3.All our microwave equipment are sold directly by manufacturers. The company’s service aim is to provide three packages a year + lifetime maintenance + tailor-made + long-term tracking service. It also provides a full set of pre-sale and after-sale services such as installation, commissioning, maintenance, training, technical consultation, etc. Free repair and replacement of spare parts within one year, lifelong service.
The company has several decades of manufacturing experience to find reasonable thawing methods, do not damage the nutritional value and ensure that the maximum degree of preservation of food fiber after thawing.
Choosing our microwave beef device,both in the configuration of the device or the entire part, we have chosen international and domestic brands of accessories to ensure quality, protection use the safe and secure from initial design to improve safety and quickness and environmental viewpoint.

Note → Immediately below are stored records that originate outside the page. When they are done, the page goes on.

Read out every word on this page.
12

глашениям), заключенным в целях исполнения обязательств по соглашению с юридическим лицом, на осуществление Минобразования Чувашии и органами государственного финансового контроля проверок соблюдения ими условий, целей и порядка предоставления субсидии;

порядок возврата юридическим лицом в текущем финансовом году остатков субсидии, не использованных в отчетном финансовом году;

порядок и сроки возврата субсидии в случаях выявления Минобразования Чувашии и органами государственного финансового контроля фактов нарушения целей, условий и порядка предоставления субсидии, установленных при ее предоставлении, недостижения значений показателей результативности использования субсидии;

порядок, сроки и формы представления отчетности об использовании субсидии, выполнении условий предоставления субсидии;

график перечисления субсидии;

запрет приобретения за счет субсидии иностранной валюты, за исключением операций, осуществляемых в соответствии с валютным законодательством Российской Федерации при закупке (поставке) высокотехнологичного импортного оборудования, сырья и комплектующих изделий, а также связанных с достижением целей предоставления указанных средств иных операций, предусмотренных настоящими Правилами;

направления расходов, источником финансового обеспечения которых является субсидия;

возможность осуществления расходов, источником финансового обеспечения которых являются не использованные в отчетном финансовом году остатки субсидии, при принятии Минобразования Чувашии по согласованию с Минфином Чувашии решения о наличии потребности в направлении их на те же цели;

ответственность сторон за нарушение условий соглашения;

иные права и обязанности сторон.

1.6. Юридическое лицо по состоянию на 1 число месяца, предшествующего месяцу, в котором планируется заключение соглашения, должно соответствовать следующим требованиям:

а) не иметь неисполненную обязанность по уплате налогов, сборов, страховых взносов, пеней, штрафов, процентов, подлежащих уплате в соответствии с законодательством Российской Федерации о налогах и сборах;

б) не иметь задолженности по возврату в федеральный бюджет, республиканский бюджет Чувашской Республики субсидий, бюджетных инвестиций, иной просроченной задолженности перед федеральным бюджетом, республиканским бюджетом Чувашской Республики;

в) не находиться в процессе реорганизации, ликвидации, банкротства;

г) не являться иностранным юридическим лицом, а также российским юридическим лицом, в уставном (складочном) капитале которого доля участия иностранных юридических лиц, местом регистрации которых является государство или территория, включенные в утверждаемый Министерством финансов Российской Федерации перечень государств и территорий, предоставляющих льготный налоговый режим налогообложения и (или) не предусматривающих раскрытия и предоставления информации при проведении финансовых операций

In addition to the use of safe, food products most important thing is health and safety, we follow the European and American standards, all for the thorough cleaning of equipment and safety of food processing .
So that each piece of raw meat after thawing have quality assurance,ensure every consumer to eat more secure, let the microwave food thawing in the market-leading step in the future competition, we make you more satisfied with our service!